Cuando volví a pisar la chambre del león, Ray estaba despierto: tenía los ojos rojísimos aunque opacos, todavía. No hablamos nada. Abel aprovechó para lavarse y vestirse y bajó a esperar a Bénédicte. Ella apareció enseguida, y mientras cruzábamos el bar-tabac de la esquina sentí crecer la desesperación como a una ola hawaiana. Me sentí sin tabla para surfearla, además. La primera cerveza me calmó, aunque ya con la segunda recordé dónde estaba y lo que había pasado la noche anterior. Caballero caballero / el de la Triste Figura / ¿qué se fizo tu aventura? -payé moviendo apenas los labios. Abel observó la prodigiosa belleza mareada de la chiquilina que se le había escapado para siempre, y sintió olor a muerte: olor a muerte, en todo. “Le he hecho mal a la gente” murmuré. Bénédicte me miró con indolencia. “Estás loco” se rio: “Lo que pasa es que estás tan loco y a veces sos tan bueno que uno no sabe bien cómo quererte. Es como si uno se enamorara de algo que tenés adentro pero que-”. “Pero que no soy yo” dijo Abel. “Bueno, no sé” sacudió la cabeza la chiquilina: “Me tengo que ir temprano. ¿Me acompañás al Lux?”. Se despidieron sin poder intercambiarse direcciones para escribirse durante el verano. Ella se iba a acampar con la clase pero no estaba decidido adónde, todavía. “No hay problema cosita” mintió Abel: “El tiempo pasa rápido. A la vuelta nos vemos”. Iba a agregar Portate bien, pero no agregué nada.

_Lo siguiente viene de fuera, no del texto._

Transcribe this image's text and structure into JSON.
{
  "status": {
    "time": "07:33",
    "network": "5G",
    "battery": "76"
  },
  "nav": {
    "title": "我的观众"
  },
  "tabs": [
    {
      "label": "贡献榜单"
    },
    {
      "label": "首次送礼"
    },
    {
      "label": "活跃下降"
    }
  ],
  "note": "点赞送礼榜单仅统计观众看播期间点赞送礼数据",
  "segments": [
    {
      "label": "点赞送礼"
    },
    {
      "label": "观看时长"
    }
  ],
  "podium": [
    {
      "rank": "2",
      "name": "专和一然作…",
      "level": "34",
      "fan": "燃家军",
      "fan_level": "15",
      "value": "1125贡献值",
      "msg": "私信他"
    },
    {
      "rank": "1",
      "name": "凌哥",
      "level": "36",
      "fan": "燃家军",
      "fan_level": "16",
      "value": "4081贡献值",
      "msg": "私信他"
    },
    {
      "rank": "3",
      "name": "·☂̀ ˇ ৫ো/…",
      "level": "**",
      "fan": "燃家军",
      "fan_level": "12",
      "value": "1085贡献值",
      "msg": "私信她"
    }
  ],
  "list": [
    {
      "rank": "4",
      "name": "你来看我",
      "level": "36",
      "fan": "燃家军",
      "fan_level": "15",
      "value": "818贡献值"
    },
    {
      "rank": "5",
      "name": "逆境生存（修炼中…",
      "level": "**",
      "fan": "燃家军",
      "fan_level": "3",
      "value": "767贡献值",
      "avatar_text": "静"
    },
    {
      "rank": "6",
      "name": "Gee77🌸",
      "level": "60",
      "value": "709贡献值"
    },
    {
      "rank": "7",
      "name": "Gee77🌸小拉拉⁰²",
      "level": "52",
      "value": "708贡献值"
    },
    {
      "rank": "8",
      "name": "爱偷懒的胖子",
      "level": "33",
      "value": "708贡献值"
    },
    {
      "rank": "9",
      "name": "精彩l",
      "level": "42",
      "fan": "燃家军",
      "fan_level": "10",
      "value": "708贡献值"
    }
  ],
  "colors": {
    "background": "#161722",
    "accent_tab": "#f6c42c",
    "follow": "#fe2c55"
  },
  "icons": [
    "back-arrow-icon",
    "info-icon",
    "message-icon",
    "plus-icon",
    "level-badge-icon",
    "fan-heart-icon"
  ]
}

Cuando volví al hotel Ray ya se había borrado. Lo volví a encontrar de noche, en el Morvan. Estábamos sentados en la vereda tomando cerveza con el Cordobés Pedrito y otros dos músicos del barrio, y el riverense dijo Buenas noches justo atrás mío y yo supe que la Gárgola ya se le había iluminado. Traté de no mirarlo durante mucho rato, hasta que al Cordobés se le ocurrió conseguir una tumbadora a toda costa. “En serio, guaso: lo que precisaríamos allá en el sur es una buena tumba” porfió, con entusiasmo. “Cigarrito, Abel” me pidió inmediatamente Ray, acariciándome un hombro. Entonces lo miré. Él sonreía, pero la fosforecencia verde del sótano del mundo me volvió a traspasar. Abel no se cayó, esta vez -aunque bajó la cara como hacen los culpables. “Eso está bien” le murmuró Ray en la oreja: “Se precisa una tumba, de apuro. Eso está bien, Abel. No vayas a olvidarte”.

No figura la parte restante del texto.